Le géant du homesharing tisse des partenariats ici et là, et ce bien au-delà du secteur de l’hébergement traditionnel. La plateforme s’étend, se diversifie et s’intensifie dans le monde du tourisme.

Un historique mouvementé pour une entreprise de seulement onze ans. C’est le premier constat que l’on peut faire sur cette enseigne méconnue il y a quelques années et sur toutes les lèvres aujourd’hui. Qu’elle soit adulée ou controversée, personne n’ignore l’existence de cet acteur qui a bouleversé l’univers de l’hébergement. Il y a un an il intégrait les hôteliers qu’il concurrençait la veille en leurs permettant d’être présents sur le site de réservation. Aujourd’hui, il entend toucher d’autres domaines, comme les expériences, qu’elles soient culturelles ou alternatives. Petit bilan de ce géant de l'économie collaborative.

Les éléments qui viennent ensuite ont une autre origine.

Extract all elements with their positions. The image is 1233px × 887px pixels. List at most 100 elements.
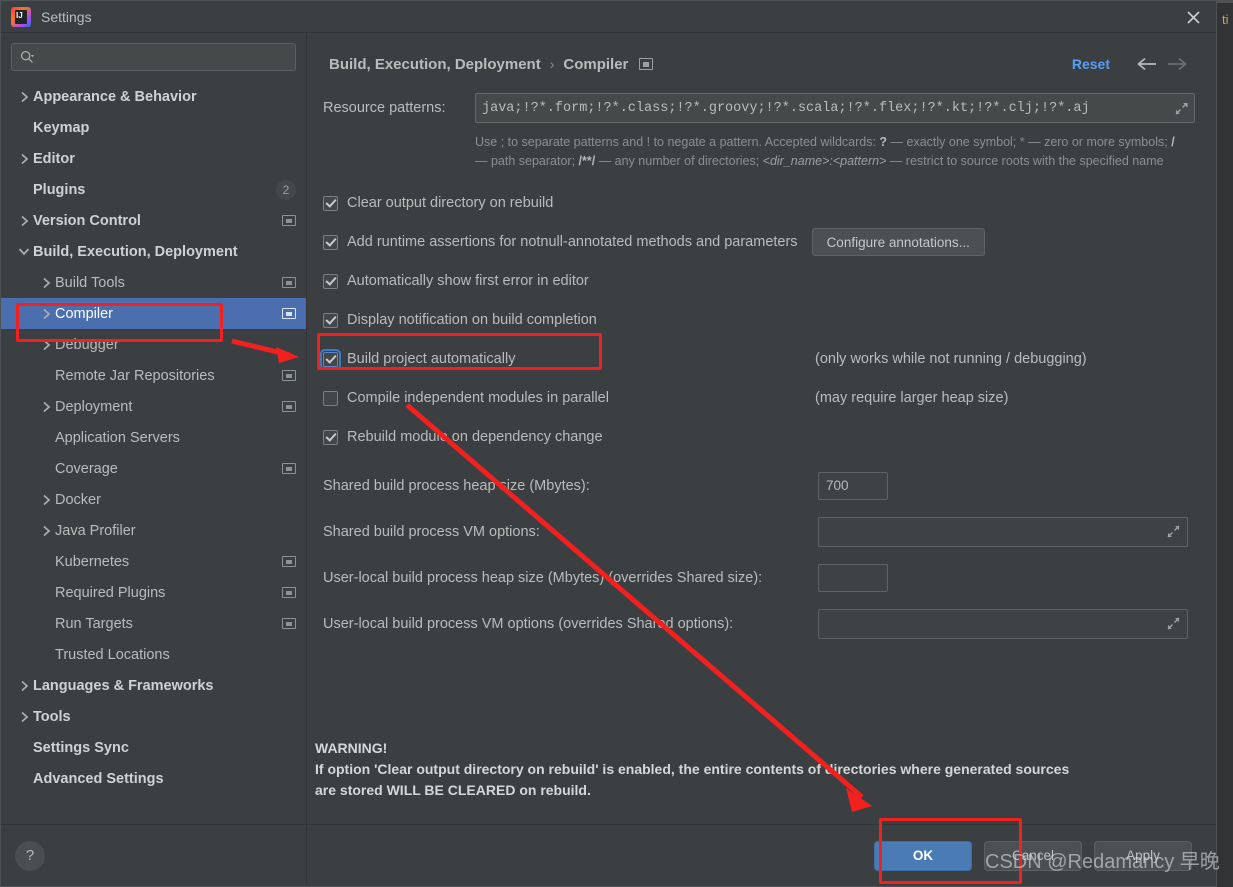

Rappelé à l’ordre par la loi

Premier fait marquant, le décret Airbnb oblige les loueurs de meublés touristiques à acquérir un numéro d’enregistrement auprès de la mairie de certaines communes qu’ils doivent laisser apparaître sur leurs annonces depuis le 1er décembre 2017. Egalement, la location est limitée à 120 jours maximum. Des villes comme Paris, Nice, Lyon et Bordeaux ont appliqué ce décret en mettant en place un site pour déclarer la location de ces biens, ceci dans le but sous-jacent de contrôler le nombre de logements mis en location via Airbnb ou toute autre plateforme.

Ce dispositif apportera une meilleure visibilité et un meilleur pilotage de l’offre touristique de la ville. Il permettra de réguler l’explosion de la location meublée à Lyon et ses conséquences sur les équilibres sociodémographiques de la ville. Enfin, il garantira une transparence totale pour la collectivité sur ces locations. (Laurent DUC, président régional de l'UMIH)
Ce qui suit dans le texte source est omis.